Life Lines: What biologists learn about life

Life Lines: What biologists learn about life

'A trip to the American Museum of Natural History was my idea of being in heaven.' - Elof Carlson

By Elof Axel Carlson

The life sciences are vast in the number of specialties that exist for those pursuing a career as a biologist. A majority of college biology majors are premedical or seek some sort of health-related field. As much as possible they hope the biology they learn will find its way into the health field they seek to enter. Persons who want to be scholars in biology are often motivated by a desire to know as much about life as they can. I was one of those from early childhood when a trip to the American Museum of Natural History was my idea of being in heaven.

Elof Axel Carlson

I loved learning about evolution and the diversity of life. I knew I wanted to be a geneticist when I was in ninth grade and learned about Paul Müller’s Nobel Prize work on inducing mutations. Like a duckling, I felt imprinted and wanted to work with Müller someday.

Graduate work was different. As a teaching assistant I got to see about 90 different specimens each week for the various organ systems displayed by students. Unlike the textbook perfect illustrations, veins and arteries could be slightly off in the specimens I looked at. Their colors differed. Their texture differed.

I also learned how much we didn’t know about life. For my specialty of genetics (with Müller, as I had hoped) I felt steeped in experimental design, techniques and ways of thinking. Doing a Ph.D. allowed me to examine a gene using the tools of X-raying to produce mutations of a particular gene and subtle genetic design to combine pieces of a gene — taking it apart and combining pieces that were slightly different. It gave me an insight into that gene (dumpy, in fruit flies) that for a short time (until I published my work) I was the only person in the world that knew its structure.

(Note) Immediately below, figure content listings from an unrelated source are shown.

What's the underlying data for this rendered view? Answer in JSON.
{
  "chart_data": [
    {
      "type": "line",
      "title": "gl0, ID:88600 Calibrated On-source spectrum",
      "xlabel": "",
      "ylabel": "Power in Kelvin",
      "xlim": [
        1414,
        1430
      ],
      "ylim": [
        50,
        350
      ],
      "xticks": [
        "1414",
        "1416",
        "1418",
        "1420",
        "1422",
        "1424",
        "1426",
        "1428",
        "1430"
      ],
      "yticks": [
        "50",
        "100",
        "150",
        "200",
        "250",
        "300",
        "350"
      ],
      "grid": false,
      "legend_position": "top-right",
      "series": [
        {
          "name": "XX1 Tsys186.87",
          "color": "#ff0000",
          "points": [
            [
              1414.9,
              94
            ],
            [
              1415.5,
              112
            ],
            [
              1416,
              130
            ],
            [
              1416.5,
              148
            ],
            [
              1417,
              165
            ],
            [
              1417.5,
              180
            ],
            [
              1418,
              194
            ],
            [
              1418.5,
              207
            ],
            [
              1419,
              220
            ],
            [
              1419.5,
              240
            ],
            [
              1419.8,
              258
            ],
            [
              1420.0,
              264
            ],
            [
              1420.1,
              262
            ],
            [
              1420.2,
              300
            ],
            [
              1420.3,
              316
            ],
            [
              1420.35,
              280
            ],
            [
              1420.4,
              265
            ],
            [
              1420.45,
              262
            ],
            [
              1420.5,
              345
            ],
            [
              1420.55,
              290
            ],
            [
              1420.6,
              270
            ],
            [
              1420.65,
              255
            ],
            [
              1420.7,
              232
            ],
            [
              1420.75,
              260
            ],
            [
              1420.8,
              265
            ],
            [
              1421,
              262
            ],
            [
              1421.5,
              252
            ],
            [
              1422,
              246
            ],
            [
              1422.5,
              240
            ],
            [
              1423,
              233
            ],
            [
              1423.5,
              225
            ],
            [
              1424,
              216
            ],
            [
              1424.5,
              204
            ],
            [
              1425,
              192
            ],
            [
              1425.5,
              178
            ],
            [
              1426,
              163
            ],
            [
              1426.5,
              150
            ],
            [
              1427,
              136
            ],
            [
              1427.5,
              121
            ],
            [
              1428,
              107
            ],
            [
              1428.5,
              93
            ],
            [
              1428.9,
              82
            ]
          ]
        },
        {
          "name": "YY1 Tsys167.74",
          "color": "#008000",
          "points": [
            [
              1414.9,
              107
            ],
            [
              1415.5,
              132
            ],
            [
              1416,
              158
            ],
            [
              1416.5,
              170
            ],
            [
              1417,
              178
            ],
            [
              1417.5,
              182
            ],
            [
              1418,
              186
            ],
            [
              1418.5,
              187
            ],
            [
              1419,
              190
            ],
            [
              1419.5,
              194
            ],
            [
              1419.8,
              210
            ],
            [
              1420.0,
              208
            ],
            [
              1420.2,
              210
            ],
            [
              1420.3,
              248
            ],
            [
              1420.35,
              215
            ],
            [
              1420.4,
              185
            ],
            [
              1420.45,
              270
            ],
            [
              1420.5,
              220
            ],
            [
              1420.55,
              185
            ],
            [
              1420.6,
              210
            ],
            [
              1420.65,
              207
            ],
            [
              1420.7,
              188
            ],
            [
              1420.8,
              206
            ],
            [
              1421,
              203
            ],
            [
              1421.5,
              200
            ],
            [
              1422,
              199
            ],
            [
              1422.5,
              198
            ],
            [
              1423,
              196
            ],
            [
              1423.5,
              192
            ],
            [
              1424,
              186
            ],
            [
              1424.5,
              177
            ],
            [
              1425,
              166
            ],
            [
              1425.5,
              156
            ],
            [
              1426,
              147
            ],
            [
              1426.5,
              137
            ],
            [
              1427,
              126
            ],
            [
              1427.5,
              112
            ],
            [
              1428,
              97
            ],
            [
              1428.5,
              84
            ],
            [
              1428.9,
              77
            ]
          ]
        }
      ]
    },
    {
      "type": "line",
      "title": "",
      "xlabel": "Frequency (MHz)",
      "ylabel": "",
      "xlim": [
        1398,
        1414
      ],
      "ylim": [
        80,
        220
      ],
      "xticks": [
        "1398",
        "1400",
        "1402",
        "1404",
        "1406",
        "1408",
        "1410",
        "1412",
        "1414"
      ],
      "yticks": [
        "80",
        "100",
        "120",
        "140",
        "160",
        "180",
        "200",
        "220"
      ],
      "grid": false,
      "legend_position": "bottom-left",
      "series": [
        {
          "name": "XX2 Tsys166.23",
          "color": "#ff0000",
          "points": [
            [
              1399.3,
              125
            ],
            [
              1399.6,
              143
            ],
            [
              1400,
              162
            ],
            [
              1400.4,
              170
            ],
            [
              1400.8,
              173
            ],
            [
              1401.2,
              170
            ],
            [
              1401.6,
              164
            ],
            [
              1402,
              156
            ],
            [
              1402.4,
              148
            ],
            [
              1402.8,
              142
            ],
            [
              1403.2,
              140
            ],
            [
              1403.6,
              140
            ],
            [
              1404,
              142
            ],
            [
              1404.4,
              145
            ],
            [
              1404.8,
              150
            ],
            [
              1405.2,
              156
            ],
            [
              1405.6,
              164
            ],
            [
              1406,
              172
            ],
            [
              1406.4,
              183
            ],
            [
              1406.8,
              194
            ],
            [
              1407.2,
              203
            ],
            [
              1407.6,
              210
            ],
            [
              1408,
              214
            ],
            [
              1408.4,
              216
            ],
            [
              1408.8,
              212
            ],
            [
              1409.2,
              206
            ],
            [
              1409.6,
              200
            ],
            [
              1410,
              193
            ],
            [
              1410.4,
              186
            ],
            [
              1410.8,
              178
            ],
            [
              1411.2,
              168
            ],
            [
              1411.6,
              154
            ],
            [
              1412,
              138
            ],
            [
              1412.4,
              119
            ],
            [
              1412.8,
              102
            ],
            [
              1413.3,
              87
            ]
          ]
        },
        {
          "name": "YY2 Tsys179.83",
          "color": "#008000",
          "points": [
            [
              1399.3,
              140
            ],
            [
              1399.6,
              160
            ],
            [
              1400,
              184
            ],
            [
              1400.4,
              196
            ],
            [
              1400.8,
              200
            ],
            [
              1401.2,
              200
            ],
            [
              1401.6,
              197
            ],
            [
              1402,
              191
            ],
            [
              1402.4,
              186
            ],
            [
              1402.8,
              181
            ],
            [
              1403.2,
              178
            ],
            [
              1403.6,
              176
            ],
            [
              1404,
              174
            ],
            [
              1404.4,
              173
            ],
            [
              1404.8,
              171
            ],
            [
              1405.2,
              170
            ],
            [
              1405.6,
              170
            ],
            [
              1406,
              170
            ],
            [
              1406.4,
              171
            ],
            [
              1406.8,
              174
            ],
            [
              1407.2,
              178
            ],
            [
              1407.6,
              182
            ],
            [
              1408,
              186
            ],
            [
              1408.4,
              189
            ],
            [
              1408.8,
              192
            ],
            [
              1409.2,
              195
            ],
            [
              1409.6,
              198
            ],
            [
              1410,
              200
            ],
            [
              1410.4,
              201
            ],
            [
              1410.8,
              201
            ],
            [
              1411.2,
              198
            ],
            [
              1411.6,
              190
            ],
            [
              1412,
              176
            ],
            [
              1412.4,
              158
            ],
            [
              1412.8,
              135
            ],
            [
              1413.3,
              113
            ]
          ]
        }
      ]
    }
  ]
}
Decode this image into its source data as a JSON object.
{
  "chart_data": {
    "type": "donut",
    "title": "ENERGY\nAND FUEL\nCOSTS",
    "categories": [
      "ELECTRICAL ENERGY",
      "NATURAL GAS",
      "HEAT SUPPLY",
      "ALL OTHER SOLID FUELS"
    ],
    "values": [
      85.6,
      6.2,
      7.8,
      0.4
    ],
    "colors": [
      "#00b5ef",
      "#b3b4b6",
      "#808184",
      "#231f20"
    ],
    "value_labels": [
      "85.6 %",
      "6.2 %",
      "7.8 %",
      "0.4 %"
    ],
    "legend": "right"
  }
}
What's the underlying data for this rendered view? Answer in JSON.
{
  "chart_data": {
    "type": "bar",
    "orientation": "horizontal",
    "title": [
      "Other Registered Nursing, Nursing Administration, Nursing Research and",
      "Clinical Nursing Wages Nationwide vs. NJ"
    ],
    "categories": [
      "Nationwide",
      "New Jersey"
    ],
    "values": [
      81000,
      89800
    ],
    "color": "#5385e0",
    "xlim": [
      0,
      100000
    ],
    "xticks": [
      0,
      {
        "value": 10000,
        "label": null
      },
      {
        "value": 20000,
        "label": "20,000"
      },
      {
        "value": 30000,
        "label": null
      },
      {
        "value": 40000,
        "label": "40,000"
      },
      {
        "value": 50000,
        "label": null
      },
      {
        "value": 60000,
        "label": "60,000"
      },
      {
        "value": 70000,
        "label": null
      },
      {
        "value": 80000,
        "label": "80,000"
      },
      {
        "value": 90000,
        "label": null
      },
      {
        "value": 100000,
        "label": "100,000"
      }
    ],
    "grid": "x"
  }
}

In my career I have taught biology for majors, biology for nonscience majors, genetics, human genetics and the history of genetics. I have taught lower division and upper division courses, graduate courses and first-year medical classes. I learned that sharing new knowledge with students excited their imaginations. I learned that the human disorders I discussed led to office visits; and if I didn’t know the information they sought, I went with them to the medical library and we looked up articles in the Index Medicus and discussed their significance.

Often that student was married and had a child with a birth defect (born without a thyroid, having a family trait that might appear like cystic fibrosis). I would prepare a genetic pedigree and give it to the student to stick in a family bible for future generations to read. I also delighted in going to meetings to discuss genetics with colleagues whose work I had read.

I was pleased that I shared a body plan with other mammals. I liked comparative anatomy, which taught me how other body plans work (mollusks, arthropods, worms, coelenterates, echinoderms). As a graduate student taking a vertebrate biology course, I went into a cave and plucked hibernating bats from a ceiling.

The world under a microscope is very different. To see amoebas, ciliated protozoans, rotifers and other organisms invisible to the naked eye or as mere dust-like specks is a thrill. I can go back in time and imagine myself as a toddler, a newborn, an embryo in my mother’s uterus or an implanting blastocyst rolling out of her fallopian tube. I can imagine myself as a zygote, beginning my journey as a one-celled potential organism typing this article into a computer. I can go back in time to my prehistoric ancestors and trace my evolution back to the first cellular organism (bacteria-like) more than 3 billion years ago.

I learned, too, that I contain multitudes of ancestors who gave me one or more of their genes for the 20,000 I got from my father’s sperm and the matching 20,000 genes in my mother’s egg nucleus. I contain some 37 trillion (that is, 37,000,000,000,000) cells or 2 to the 45th power, which means some 45 mitotic cell divisions since I was a zygote. I know that the warmth of my body is largely a product of the mitochondrial organelles in my cells that using the oxygen from the air I breathe and converting small molecules of digested food to provide energy that runs the metabolism of my body and disposes carbon dioxide that eventually is expelled from my lungs. This knowledge makes me aware of my vulnerability at the cellular level, the chromosome level and the genetic level of my DNA to the agents around me that can lead to birth defects cancers, and a premature aging.

Knowing my biology allows me to know my risks as well as new ways to celebrate my life.

Elof Axel Carlson is a distinguished teaching professor emeritus in the Department of Biochemistry and Cell Biology at Stony Brook University.